Closed liyinshubyte closed 3 months ago
Yes, that's another thing we need to work on. Ideally we would just point the write data at the original buffer.
And at some point, we need to support a vector of buffers (the FSAL I/O code hand;es vectors).
@ffilz Thanks, I will work on it.
We're going to prioritize working on this for V6, have you done anything with it?
@ffilz sorry, I still have no available time on this, you can continue to work on this.
There are also extraneous data copies in the READ path.
For the READ path, we could re-structure the READ response to allow incorporating buffers passed from the back end filesystem. Doing so would require care that the buffers not be modified (which means a data copy WOULD become necessary if we are doing krb5p since we can't then encrypt in place). But the solution should make it clear if the buffer passed to RPC can be modified or not, so krb5p only copies if the buffer is read-only. Ultimately, the XDR encoded response would become an iov that includes the back end filesystem buffer for the READ data.
One the WRITE side, we will get the request into an iov and should decode that into filling in the request structure but creating an iov that maps the WRITE data chunks from the original iov the request was received by RPC into. Then these buffers should be passed all the way to the back end filesystem as an iov and preferably no copy done on the way there.

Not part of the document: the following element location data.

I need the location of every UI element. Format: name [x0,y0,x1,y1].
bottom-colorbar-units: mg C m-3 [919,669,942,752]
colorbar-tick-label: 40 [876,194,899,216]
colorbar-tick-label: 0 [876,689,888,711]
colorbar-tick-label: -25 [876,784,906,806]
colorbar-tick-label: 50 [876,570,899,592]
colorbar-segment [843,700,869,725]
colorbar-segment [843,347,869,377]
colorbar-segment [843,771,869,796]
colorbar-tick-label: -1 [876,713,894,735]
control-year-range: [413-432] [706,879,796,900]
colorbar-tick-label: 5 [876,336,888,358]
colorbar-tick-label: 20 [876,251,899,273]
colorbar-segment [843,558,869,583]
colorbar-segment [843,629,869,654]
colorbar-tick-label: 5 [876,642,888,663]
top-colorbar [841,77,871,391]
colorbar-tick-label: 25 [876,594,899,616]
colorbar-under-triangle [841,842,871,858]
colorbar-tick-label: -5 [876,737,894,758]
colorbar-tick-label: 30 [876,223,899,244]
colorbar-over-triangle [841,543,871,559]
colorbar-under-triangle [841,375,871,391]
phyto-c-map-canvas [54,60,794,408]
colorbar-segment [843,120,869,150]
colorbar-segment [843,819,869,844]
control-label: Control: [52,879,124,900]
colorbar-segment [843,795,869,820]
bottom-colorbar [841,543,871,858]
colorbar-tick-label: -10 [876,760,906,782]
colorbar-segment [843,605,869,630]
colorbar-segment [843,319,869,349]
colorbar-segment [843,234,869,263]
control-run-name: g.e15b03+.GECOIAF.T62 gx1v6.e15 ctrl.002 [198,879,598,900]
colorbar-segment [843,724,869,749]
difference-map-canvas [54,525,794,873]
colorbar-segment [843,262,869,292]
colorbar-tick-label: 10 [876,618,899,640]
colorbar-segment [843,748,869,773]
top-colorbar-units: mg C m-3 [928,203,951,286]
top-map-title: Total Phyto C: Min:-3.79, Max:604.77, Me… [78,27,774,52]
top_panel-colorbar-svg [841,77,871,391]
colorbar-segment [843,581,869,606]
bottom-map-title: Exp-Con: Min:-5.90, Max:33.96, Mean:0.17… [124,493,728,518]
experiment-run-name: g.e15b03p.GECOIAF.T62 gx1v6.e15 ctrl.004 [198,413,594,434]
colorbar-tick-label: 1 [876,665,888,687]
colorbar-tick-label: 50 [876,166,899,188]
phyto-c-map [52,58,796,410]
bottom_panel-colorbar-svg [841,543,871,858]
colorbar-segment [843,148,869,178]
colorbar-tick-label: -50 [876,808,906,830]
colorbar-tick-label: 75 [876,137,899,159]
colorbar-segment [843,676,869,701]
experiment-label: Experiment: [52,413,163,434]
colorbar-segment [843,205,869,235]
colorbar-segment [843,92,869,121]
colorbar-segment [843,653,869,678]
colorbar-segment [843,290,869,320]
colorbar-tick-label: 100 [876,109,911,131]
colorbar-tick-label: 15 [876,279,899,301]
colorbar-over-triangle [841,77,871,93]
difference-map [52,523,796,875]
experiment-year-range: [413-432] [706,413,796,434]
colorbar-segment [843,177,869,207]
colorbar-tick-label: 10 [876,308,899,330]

The one challenge is that if the physical I/O on either end requires using hardware buffers, we might have to do data copies and it may be tricky and undesirable to allow Ganesha to "own" the hardware buffers during processing. But outside copy to/from hardware buffers we should be able to eliminate any other data copies outside a need to copy for encryption (fortunately we already are structured such that integrity with krb5i does not require a copy, we checksum in place and put the checksum in a separate buffer in the iov).
Closing as done with 6.0 release.
When I use ganesha to write data, if the backend write slowly, ganesha will exhaust the thread number, and memory will be high which main come from the write data. For example, if max thread number is 10000, each write request has 1MB data, the write data memory is 10GB when all thread is busy. But I find the memory of write data is more than 20GB.
The reason is there are two copy memory of write data, the first comes from: svc_rqst_xprt_task_recv->svc_vc_recv->xdr_ioq_uv_create->gsh_malloc, the second comes from: svc_rqst_xprt_task_recv->svc_request->nfs_rpc_process_request->xdr_COMPOUND4args->xdr_array_decode->xdr_nfs_argop4->xdr_WRITE_SAME4args->xdr_bytes_decode->gsh_malloc. The two copy memory will be freed when finish compound, but I think the first copy memory could be freed when finish xdr_bytes_decode, then we will save about 10GB memory if the write request is slow.